Al margen de los graves errores cometidos en el ejercicio de su gobierno y de la profunda crisis que ayudara a desatar en su patria, arrastrado por las circunstancias y superado por los antagonismos, Salvador Allende pasará a la historia como uno de los chilenos más ejemplares de todos los tiempos. No sólo por su civilidad, su hondo democratismo republicano, su moralidad funcionaria, su incorruptible honestidad intelectual y personal, su cultura y su decencia. Sino también por su arrojo, su coraje, su valentía y su respeto a la historia y las tradiciones de su patria.
Jamás una sola palabra contra ninguno de los grandes próceres de nuestra historia. Jamás una ofensa a sus detractores. Jamás una infamia. Jamás una grosería en su boca. Ni un solo preso político, ni un solo desterrado, ninguna familia perseguida. Y cuando llegó la hora de la verdad final, antes que postrarse de rodillas a sus generales y exigir el socorro de alguna sotana para resguardar su vida, la ofrendó en un acto de grandeza política incuestionable.

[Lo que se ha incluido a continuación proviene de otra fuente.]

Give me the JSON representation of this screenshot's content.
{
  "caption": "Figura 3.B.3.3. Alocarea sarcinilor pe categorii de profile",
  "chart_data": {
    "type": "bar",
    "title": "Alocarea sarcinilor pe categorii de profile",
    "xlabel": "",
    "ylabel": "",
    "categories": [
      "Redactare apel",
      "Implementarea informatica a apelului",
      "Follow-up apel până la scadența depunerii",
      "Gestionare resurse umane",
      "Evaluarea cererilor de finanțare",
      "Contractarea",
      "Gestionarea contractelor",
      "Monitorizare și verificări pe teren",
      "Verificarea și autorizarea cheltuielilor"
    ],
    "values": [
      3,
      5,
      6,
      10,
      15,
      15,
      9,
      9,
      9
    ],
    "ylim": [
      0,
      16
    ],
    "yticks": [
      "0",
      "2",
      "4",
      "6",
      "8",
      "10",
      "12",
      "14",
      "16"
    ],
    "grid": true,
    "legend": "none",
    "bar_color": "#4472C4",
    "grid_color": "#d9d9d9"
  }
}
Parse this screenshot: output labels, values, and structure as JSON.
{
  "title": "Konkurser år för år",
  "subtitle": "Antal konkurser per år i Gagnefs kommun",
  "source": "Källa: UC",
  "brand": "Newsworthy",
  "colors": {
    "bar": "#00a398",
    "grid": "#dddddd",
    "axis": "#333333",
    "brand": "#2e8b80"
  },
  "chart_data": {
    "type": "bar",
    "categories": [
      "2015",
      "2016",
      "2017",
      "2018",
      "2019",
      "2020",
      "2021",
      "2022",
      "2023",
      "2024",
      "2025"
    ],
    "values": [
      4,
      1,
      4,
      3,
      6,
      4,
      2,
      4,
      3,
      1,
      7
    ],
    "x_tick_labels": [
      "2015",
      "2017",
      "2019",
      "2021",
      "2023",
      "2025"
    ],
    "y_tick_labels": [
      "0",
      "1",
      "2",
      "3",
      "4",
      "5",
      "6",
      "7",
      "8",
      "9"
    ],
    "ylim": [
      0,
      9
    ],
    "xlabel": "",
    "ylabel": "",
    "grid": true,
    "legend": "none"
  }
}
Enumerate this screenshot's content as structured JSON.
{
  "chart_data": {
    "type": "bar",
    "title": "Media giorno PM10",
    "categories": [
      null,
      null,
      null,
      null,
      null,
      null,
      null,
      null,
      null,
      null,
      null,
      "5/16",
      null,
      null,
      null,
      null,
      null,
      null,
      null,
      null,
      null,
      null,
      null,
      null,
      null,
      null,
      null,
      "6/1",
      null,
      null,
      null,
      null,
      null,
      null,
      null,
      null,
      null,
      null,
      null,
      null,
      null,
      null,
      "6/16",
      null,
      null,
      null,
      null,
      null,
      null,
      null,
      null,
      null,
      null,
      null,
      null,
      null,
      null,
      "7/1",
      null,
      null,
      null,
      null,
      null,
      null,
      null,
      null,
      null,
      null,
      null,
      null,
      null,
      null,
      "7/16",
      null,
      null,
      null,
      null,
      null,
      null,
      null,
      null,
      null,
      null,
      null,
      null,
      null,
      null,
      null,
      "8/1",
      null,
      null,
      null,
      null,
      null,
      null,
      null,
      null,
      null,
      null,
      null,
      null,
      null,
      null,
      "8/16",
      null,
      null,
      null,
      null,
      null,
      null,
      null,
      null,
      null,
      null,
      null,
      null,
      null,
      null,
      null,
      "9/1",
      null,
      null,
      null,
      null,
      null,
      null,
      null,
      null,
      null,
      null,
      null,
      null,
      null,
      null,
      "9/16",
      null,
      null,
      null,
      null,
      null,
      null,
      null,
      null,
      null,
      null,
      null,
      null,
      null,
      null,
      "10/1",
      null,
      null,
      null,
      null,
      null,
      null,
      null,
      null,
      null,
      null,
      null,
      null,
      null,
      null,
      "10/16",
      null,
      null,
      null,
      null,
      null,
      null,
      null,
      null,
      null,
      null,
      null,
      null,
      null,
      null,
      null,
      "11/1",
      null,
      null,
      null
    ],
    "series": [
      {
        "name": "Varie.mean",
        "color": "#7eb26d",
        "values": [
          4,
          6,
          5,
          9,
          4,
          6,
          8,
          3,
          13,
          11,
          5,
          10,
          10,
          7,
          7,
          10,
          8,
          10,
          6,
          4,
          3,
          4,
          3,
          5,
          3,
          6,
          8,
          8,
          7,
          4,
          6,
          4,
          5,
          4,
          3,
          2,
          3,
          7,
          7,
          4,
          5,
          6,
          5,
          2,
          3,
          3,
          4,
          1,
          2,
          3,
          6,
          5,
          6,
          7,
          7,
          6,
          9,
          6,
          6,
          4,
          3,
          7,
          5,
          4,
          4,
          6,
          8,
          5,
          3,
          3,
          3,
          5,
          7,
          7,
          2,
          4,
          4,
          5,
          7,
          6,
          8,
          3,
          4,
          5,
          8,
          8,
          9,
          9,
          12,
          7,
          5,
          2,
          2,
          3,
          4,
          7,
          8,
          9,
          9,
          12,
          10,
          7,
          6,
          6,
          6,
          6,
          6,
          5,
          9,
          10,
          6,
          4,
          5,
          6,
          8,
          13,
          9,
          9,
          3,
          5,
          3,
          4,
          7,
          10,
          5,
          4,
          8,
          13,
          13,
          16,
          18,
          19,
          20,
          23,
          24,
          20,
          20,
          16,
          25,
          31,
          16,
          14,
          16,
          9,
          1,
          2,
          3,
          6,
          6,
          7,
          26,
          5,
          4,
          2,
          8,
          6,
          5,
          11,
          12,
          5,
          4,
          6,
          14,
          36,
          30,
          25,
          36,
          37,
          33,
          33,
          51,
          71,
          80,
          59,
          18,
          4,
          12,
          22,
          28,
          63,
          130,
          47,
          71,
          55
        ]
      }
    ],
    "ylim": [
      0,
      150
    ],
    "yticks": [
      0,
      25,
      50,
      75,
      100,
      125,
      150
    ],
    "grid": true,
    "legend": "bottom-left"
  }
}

¿Compararlo con Hugo Chávez? ¡Por favor! Tendría que nacer de nuevo. A Salvador Allende se le debe respeto, así se esté en contra de sus ejecutorias. Mugabe o Idí Amin Dadá, no Allende es el espejo comparativo. Cuando salga del poder por la puerta trasera y la cola entre las piernas se verá cuán equivocados estuvieron quienes creyeron ver en él algún atisbo de grandeza. Lo espera el basurero.